Donsö IS is a Swedish football club located in Donsö.

==Background==
Donsö IS currently plays in Division 4 Göteborg B which is the sixth tier of Swedish football. They play their home matches at the Donsövallen in Donsö.

The club is affiliated to Göteborgs Fotbollförbund.

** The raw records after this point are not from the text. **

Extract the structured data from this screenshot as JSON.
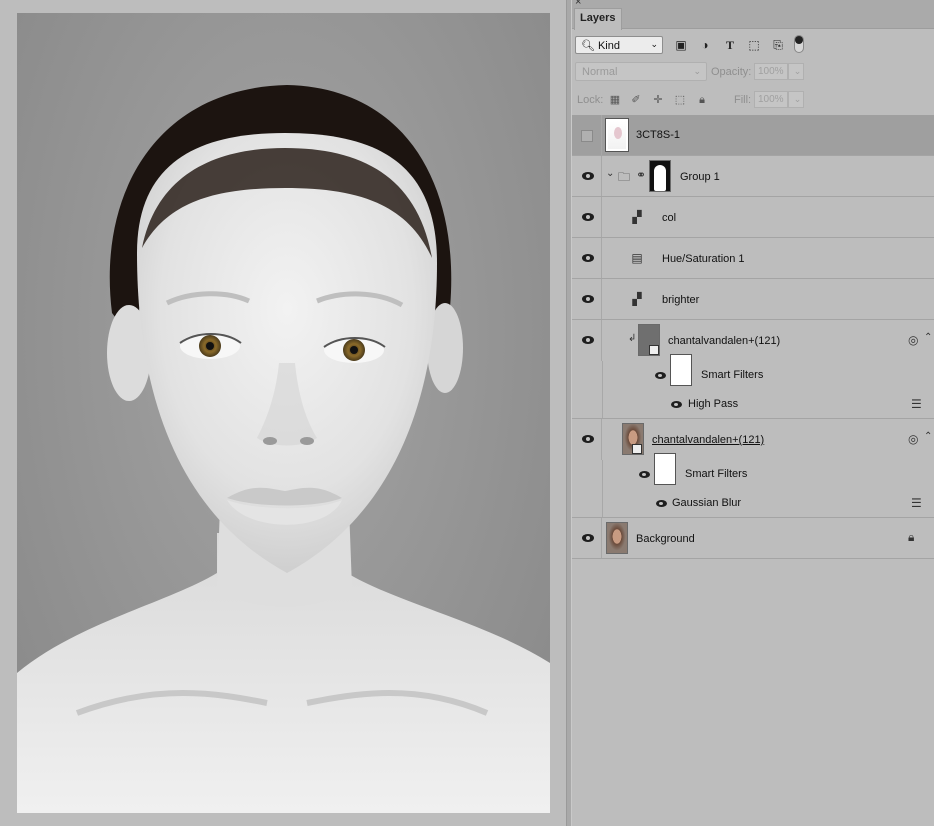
{
  "panel": {
    "tab_label": "Layers",
    "close_glyph": "×",
    "filter": {
      "kind_label": "Kind",
      "icons": [
        "image-filter-icon",
        "adjustment-filter-icon",
        "type-filter-icon",
        "shape-filter-icon",
        "smart-object-filter-icon"
      ]
    },
    "blend": {
      "mode": "Normal",
      "opacity_label": "Opacity:",
      "opacity_value": "100%",
      "fill_label": "Fill:",
      "fill_value": "100%"
    },
    "lock_label": "Lock:"
  },
  "layers": [
    {
      "name": "3CT8S-1",
      "visible": false,
      "selected": true
    },
    {
      "name": "Group 1",
      "visible": true
    },
    {
      "name": "col",
      "visible": true
    },
    {
      "name": "Hue/Saturation 1",
      "visible": true
    },
    {
      "name": "brighter",
      "visible": true
    },
    {
      "name": "chantalvandalen+(121)",
      "visible": true,
      "smart_filters": "Smart Filters",
      "filter": "High Pass"
    },
    {
      "name": "chantalvandalen+(121)",
      "visible": true,
      "smart_filters": "Smart Filters",
      "filter": "Gaussian Blur"
    },
    {
      "name": "Background",
      "visible": true,
      "locked": true
    }
  ]
}
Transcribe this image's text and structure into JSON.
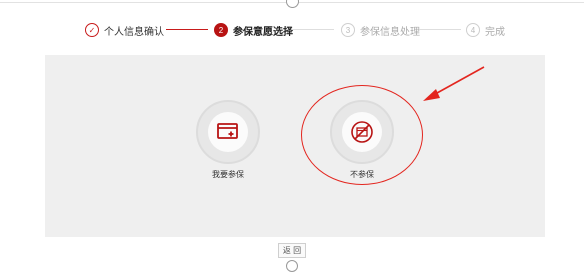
{
  "stepper": {
    "steps": [
      {
        "num": "✓",
        "label": "个人信息确认",
        "state": "done"
      },
      {
        "num": "2",
        "label": "参保意愿选择",
        "state": "active"
      },
      {
        "num": "3",
        "label": "参保信息处理",
        "state": "todo"
      },
      {
        "num": "4",
        "label": "完成",
        "state": "todo"
      }
    ]
  },
  "options": {
    "enroll": {
      "label": "我要参保",
      "icon": "enroll-card-plus-icon"
    },
    "decline": {
      "label": "不参保",
      "icon": "decline-no-card-icon"
    }
  },
  "actions": {
    "back_label": "返 回"
  },
  "colors": {
    "accent": "#b81414",
    "annotation": "#e3261f",
    "panel_bg": "#efefef"
  }
}
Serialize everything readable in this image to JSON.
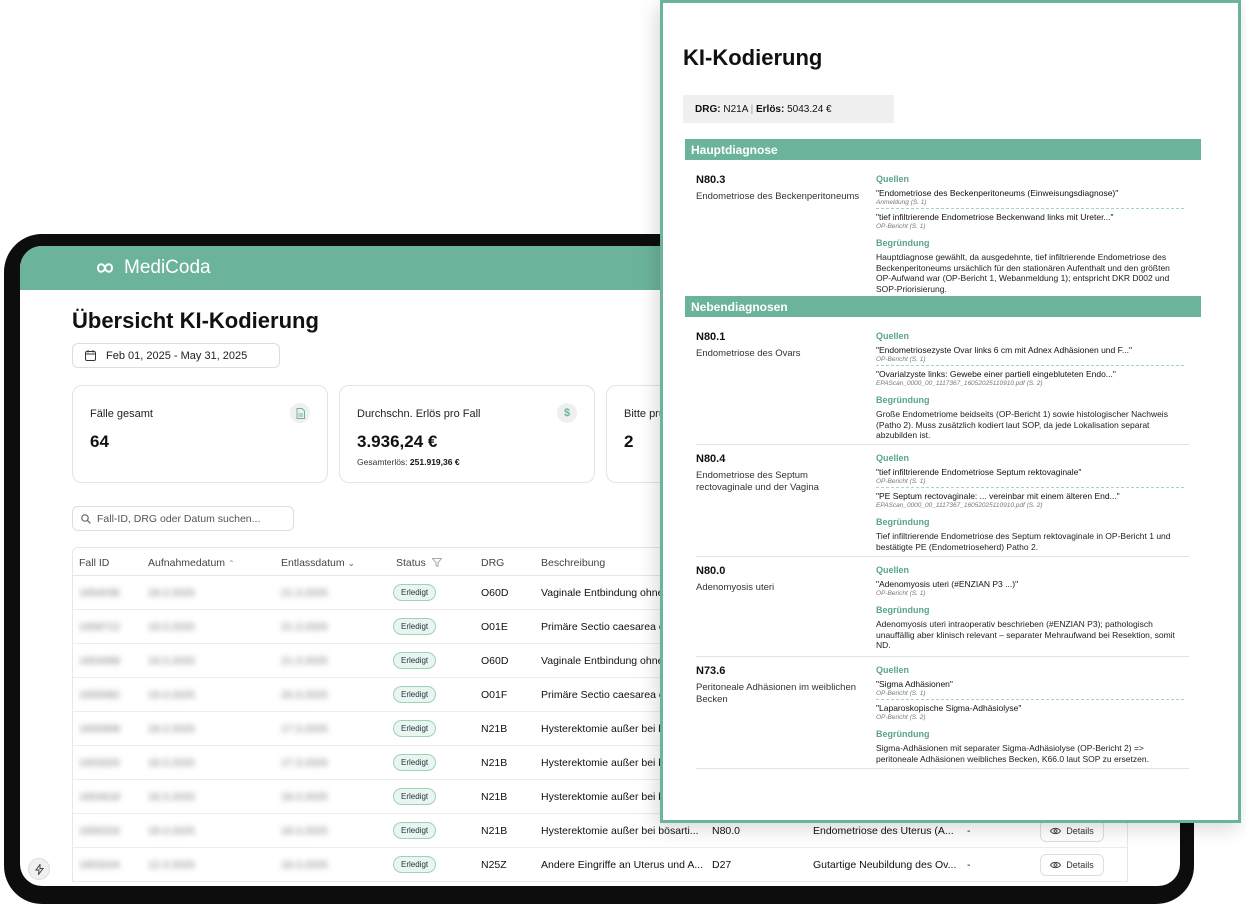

Donsö IS have competed in the Svenska Cupen on 1 occasion and have played 3 matches in the competition.

==Season to season==

| Season | Level | Division | Section | Position | Movements |
|---|---|---|---|---|---|
| 1999 | Tier 6 | Division 5 | Göteborg B | 1st | Promoted |
| 2000 | Tier 5 | Division 4 | Göteborg B | 10th |  |
| 2001 | Tier 5 | Division 4 | Göteborg B | 11th | Relegated |
| 2002 | Tier 6 | Division 5 | Göteborg B | 3rd |  |
| 2003 | Tier 6 | Division 5 | Göteborg B | 4th |  |
| 2004 | Tier 6 | Division 5 | Göteborg B | 1st |  |
| 2005 | Tier 6 | Division 5 | Göteborg B | 3rd | Promoted |
| 2006* | Tier 6 | Division 4 | Göteborg B | 10th |  |
| 2007 | Tier 6 | Division 4 | Göteborg B | 11th | Relegated |
| 2008 | Tier 7 | Division 5 | Göteborg B | 5th |  |
| 2009 | Tier 7 | Division 5 | Göteborg B | 6th |  |
| 2010 | Tier 7 | Division 5 | Göteborg B | 1st | Promoted |
| 2011 | Tier 6 | Division 4 | Göteborg B | 10th |  |

- League restructuring in 2006 resulted in a new division being created at Tier 3 and subsequent divisions dropping a level.